Satellite sees Tropical Storm Fernanda heading west


Credit: NASA/NOAA GOES Project

Tropical Storm Fernanda continues to strengthen as it moves west through the Eastern Pacific Ocean. NOAA's GOES-West satellite provided an infrared image of the storm on July 13 as it was nearing hurricane strength.

NOAA's GOES-West satellite captured an infrared image of Tropical Storm Fernanda on July 13 at 8 a.m. EDT (1200 UTC) as it continued moving west in the Eastern Pacific Ocean. The image was created by the NASA/NOAA GOES Project at NASA's Goddard Space Flight Center in Greenbelt, Maryland.

The National Hurricane Center (NHC) noted in its 11 a.m.
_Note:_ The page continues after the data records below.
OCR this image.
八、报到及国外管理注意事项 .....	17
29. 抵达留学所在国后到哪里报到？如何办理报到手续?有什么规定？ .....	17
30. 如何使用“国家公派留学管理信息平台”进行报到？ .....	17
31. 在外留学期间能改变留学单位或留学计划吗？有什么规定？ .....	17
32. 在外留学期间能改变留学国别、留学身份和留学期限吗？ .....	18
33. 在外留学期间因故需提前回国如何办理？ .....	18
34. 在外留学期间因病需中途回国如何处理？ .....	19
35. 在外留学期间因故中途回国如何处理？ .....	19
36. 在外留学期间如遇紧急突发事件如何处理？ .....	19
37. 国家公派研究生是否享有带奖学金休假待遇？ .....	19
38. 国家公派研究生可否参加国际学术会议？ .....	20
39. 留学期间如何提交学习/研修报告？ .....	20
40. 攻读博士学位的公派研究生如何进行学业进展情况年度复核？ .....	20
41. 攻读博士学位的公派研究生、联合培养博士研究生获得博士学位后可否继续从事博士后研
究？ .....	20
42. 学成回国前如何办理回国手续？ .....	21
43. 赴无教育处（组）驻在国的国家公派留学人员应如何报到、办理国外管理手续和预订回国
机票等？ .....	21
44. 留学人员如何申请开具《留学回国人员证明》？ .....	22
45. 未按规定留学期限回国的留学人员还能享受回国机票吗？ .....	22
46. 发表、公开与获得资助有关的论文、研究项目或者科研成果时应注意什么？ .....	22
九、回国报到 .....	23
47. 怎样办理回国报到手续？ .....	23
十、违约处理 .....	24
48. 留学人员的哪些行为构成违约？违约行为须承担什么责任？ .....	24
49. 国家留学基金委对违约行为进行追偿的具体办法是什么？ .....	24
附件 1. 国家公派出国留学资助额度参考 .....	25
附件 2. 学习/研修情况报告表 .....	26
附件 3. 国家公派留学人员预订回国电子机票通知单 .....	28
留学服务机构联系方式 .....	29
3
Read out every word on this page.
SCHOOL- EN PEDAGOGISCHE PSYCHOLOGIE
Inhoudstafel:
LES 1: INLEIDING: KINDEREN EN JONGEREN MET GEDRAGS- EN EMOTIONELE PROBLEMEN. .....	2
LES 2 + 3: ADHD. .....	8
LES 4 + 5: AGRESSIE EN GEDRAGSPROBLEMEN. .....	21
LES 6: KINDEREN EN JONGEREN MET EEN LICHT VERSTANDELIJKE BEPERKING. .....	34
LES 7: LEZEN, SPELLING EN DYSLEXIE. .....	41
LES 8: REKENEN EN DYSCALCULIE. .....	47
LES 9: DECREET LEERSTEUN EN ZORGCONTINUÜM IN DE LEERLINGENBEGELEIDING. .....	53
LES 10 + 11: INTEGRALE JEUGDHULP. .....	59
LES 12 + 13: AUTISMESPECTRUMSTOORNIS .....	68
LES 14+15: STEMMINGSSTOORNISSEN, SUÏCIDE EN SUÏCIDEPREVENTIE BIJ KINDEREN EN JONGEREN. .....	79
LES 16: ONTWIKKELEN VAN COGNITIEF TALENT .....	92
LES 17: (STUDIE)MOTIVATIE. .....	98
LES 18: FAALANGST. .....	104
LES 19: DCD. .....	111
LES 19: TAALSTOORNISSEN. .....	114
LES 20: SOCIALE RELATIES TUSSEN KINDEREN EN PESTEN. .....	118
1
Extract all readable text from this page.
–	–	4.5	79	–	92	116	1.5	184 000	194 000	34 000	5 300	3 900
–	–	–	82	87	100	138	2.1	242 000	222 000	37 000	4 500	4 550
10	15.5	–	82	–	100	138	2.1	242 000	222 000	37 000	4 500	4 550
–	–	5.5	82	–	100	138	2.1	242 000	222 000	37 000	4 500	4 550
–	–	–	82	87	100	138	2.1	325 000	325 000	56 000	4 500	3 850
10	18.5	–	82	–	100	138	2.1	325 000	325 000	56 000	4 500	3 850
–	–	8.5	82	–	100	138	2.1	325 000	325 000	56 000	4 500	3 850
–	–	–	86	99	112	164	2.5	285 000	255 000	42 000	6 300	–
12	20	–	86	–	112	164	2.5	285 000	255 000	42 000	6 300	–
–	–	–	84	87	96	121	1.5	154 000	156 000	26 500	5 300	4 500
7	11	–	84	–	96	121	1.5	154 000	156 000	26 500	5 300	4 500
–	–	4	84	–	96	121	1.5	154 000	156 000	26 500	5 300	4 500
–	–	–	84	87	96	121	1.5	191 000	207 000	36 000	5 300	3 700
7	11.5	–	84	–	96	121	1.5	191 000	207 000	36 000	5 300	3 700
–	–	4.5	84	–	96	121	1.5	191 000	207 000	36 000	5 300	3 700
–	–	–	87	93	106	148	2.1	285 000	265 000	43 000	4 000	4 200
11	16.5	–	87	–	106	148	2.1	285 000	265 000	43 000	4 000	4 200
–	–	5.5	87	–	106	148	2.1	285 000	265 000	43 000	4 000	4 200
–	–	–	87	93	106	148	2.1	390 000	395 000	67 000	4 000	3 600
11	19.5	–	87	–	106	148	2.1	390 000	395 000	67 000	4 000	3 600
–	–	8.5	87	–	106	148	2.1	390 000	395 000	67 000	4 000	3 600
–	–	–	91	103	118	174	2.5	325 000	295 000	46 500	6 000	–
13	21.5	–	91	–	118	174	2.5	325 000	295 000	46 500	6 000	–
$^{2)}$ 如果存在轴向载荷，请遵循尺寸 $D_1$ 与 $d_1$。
EDT discussion that the recent infrared and visible satellite images show that Fernanda has begun to establish good outflow in all quadrants, indicating that the vertical wind shear that previously affected the tropical storm is diminishing. In addition, imagery also shows that thunderstorms are wrapping all the way around a mid-level center. However, NHC noted, the low-level center remains displaced a little to the north-northeast.

At 11 a.m. EDT (1500 UTC), the center of Tropical Storm Fernanda was located near 11.7 degrees north latitude and 115.0 degrees west longitude, about 845 miles (1,355 km) south-southwest of the southern tip of Baja California, Mexico. NHC said Fernanda is moving toward the west near 12 mph (19 kph) and this motion is expected to continue for the next couple of days. Maximum sustained winds are near 65 mph (100 kph) with higher gusts. Significant strengthening is forecast over the next 48 hours, and Fernanda is expected to become a hurricane later today and to be near major hurricane strength by tomorrow evening.